Former Director of Pharmacy
PRESCRIPTION FOR CHANGE
I became interested in pharmacy while growing up in Pennsylvania working in my Dad's drug store. After graduating from Philadelphia College of Pharmacy and Science, I applied for a commission in the Navy. The Navy turned me down because of colorblindness, but I was apparently good enough for the Army! I really became interested in hospital work after I was assigned to the hospital pharmacy at Ft. Bragg in North Carolina and later a MASH Hospital in Korea, after the war.
A couple years after my discharge, I was hired as Assistant Director of Pharmacy at the Hospital Center. Within a year, I was promoted to Director, a position I held for the next 36 years.
What a difference between then and now! When I started, the Hospital Center's pharmacy looked like an Upjohn warehouse; drug salesmen (they were all males in those days) were allowed to write their own orders. Needless to say, we changed that practice! Back then, pharmacy services were centralized - quite a challenge in a 900-bed hospital - and the pharmacy was closed between 9 p.m. and 8 a.m. Commonly used medications were stocked on the patient care units in a locked storage unit called the Brewer Machine. Intravenous admixtures were prepared by nurses on the patient care unit, without benefit of an aseptic environment.

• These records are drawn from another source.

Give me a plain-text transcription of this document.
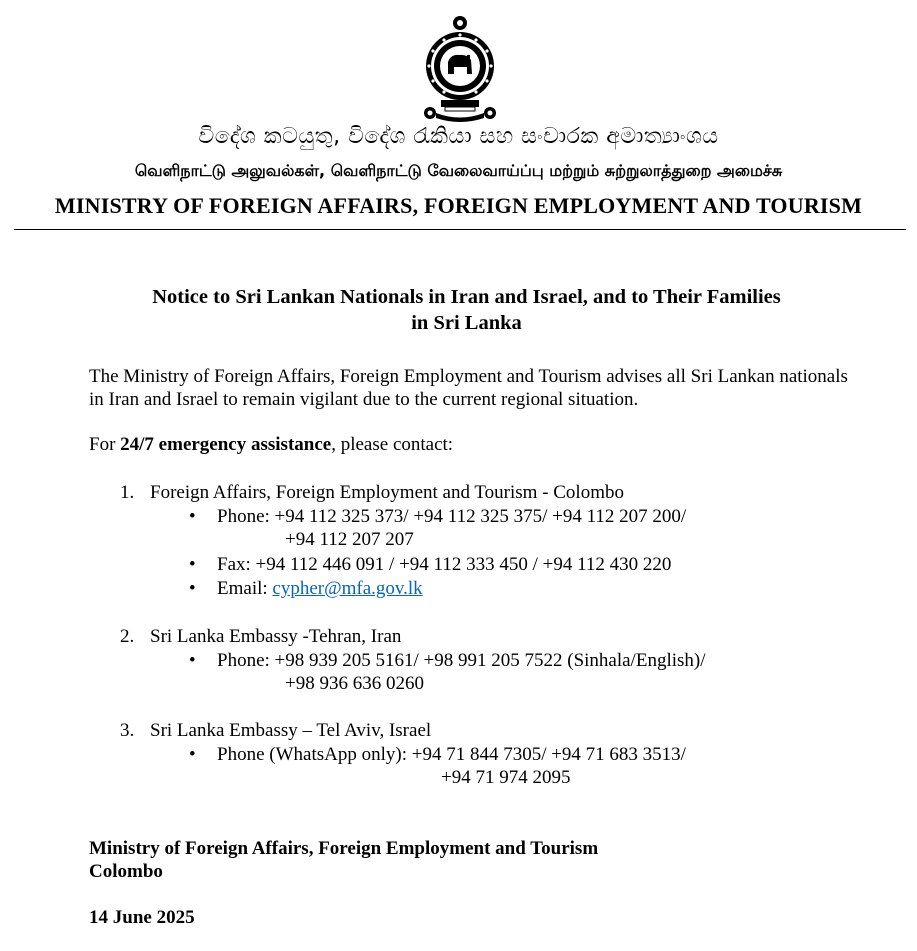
විදේශ කටයුතු, විදේශ රැකියා සහ සංචාරක අමාත්‍යාංශය
வெளிநாட்டு அலுவல்கள், வெளிநாட்டு வேலைவாய்ப்பு மற்றும் சுற்றுலாத்துறை அமைச்சு
MINISTRY OF FOREIGN AFFAIRS, FOREIGN EMPLOYMENT AND TOURISM
Notice to Sri Lankan Nationals in Iran and Israel, and to Their Families
in Sri Lanka

The Ministry of Foreign Affairs, Foreign Employment and Tourism advises all Sri Lankan nationals in Iran and Israel to remain vigilant due to the current regional situation.

For 24/7 emergency assistance, please contact:

1. Foreign Affairs, Foreign Employment and Tourism - Colombo
•
Phone: +94 112 325 373/ +94 112 325 375/ +94 112 207 200/
+94 112 207 207
•
Fax: +94 112 446 091 / +94 112 333 450 / +94 112 430 220
•
Email: cypher@mfa.gov.lk
2. Sri Lanka Embassy -Tehran, Iran
•
Phone: +98 939 205 5161/ +98 991 205 7522 (Sinhala/English)/
+98 936 636 0260
3. Sri Lanka Embassy – Tel Aviv, Israel
•
Phone (WhatsApp only): +94 71 844 7305/ +94 71 683 3513/
+94 71 974 2095
Ministry of Foreign Affairs, Foreign Employment and Tourism
Colombo
14 June 2025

Hospital pharmacies everywhere needed to make some changes, and I'm proud to say MedStar Washington Hospital Center was ahead of the curve. We were the first hospital in the area to establish a 24-hour pharmacy service and also the first to develop a round-the-clock centralized intravenous admixture program. In 1975, we were also one of the first in the area to hire a Doctor of Pharmacy - Jay Barbaccia, Pharm.D., now Director of Pharmacy - specifically to monitor antibiotic usage. This led to the development of a clinical program, decentralized pharmacy services, a drug information center and a residency program - a lot of progress since the earlier days.
Since retiring, my wife Gene - a former Hospital Center nurse - and I live in Bethany Beach. But we'll always have fond memories of our days at the hospital.
Many years ago I took some zinc peroxide to the Laboratory to be activated by placing it in an oven. Several hours later when I returned to the Laboratory I was met by an irate employee, Macon Williams. Macon had several things to tell me. The first was that his lasagna lunch was in the same oven in which I had placed the zinc peroxide. The second thing he said was that when the zinc peroxide exploded it splattered his lasagna throughout the lab. Macon did not talk to me for a year. Twenty-five or so years later, Macon retired and I presented him with a very large homemade lasagna.
Another time, probably around the late 70s, Washington was hit by a huge blizzard that practically brought the city to a standstill. Coincidentally, farmers (with their tractors) from all over the country were in town protesting something or other. Dick Loughery, the hospital's administrator, persuaded some of them to come by and plow the parking lots when they weren't picketing. Pretty creative solution, I think.
Now, I volunteer every weekday morning at the Delaware Department of Mental Health, where I interact with eight or 10 severely mentally and physically deficient residents, just to let them know someone cares. When Gene and I have nothing else to do we always have 12 grandchildren we can call upon to liven things up.